Then & Now: Technology and the changing hazards in mining

Source:
Canadian Occupational Safety

How advancements are eliminating some risks and creating new ones

Shane Mercer, Canadian Occupational Safety Magazine

From automation to artificial intelligence, technology has, is, and will continue to both improve safety in the mining industry, while creating new hazards.
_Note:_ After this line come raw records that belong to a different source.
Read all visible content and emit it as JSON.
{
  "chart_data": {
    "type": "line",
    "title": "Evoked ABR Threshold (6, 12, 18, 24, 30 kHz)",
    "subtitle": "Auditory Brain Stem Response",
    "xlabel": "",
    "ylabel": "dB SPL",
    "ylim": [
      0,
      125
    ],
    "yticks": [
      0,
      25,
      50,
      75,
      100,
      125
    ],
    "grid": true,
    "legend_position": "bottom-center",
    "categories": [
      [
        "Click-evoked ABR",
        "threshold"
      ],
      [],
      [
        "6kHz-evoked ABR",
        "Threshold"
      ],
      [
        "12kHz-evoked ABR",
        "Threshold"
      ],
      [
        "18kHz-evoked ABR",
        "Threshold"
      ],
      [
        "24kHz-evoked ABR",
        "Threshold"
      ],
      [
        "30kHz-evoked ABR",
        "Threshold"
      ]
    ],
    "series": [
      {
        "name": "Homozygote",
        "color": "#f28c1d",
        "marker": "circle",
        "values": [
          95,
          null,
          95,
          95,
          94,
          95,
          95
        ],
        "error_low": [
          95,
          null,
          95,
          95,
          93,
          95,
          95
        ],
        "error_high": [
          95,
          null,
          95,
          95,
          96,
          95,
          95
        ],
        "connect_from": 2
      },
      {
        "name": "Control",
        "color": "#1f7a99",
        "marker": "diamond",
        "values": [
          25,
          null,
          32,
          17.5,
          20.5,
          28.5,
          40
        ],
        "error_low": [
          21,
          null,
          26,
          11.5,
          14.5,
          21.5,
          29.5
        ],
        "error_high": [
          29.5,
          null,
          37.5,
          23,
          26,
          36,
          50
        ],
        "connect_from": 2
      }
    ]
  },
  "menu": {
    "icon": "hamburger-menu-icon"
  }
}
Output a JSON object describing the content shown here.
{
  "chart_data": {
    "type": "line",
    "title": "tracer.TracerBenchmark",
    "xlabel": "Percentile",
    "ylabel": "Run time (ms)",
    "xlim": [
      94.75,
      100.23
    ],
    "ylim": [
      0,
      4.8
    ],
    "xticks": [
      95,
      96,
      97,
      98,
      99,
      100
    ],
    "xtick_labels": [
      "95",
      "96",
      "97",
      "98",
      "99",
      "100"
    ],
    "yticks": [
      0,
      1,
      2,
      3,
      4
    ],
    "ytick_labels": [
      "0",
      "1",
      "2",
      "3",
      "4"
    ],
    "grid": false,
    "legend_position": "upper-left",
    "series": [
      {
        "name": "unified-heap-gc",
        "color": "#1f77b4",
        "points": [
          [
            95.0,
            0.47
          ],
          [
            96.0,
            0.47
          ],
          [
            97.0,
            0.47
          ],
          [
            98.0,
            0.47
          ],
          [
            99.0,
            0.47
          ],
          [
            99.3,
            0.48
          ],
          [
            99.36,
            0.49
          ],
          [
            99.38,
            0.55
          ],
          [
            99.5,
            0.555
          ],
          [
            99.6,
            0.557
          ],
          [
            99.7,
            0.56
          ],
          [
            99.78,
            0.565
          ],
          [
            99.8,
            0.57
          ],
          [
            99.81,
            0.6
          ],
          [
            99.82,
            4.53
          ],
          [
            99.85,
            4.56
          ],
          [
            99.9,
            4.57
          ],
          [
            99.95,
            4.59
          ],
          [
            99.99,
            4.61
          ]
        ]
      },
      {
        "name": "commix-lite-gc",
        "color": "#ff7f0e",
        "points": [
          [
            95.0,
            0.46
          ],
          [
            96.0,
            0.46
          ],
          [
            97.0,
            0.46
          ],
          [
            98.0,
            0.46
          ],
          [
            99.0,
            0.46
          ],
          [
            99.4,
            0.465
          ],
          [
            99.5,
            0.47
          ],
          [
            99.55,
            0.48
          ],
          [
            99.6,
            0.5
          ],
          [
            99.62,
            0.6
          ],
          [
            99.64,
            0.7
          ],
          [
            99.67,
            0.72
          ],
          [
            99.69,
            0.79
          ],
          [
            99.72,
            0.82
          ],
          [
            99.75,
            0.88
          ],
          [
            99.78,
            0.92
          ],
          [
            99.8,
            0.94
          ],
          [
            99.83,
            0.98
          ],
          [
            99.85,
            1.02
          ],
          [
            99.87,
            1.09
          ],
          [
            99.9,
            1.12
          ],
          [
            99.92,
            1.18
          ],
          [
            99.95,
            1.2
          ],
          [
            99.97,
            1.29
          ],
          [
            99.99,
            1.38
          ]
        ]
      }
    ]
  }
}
It is also changing the nature of the work and reducing the overall number of workers in the industry.

“We found about 30,000 actual miners in Canada in 1999 compared with that many in Sudbury alone in 1970,” explains Jamie Kneen, the national program co-lead with Mining Watch Canada, an industry watchdog organization established in 1999. 

Kneen joined the COS Talk podcast to discuss the state of the industry, and he says automation was transforming the industry at the turn of the millennium. “We were already seeing remote control operations of some things, and now they're moving to completely automated machinery.”

Automating in the name of safety

Kneen says by and large automation has made the industry safer by reducing the interactions between humans and heavy machinery. “There are fewer people in harm's way…there are fewer people doing jobs that are dangerous,” says Kneen. But he argues the fewer number of people who are still working in high-risk settings, also face another set of safety challenges that come with working in smaller teams, or alone.

“It has implications for the small number of people who are still in that frontline heavy equipment operating capacity, because there's less of a team,” explains Kneen. He says there are fewer people to make sure the operation runs smoothly and troubleshoot problems when they arise, “if something goes wrong now, there's nobody else around you.” That also limits the level of socializing and team building happening on the job and during lunch breaks.

Overall, Kneen says technological advancements have improved frontline safety, “but they're still risky and there are still injuries and fatalities.”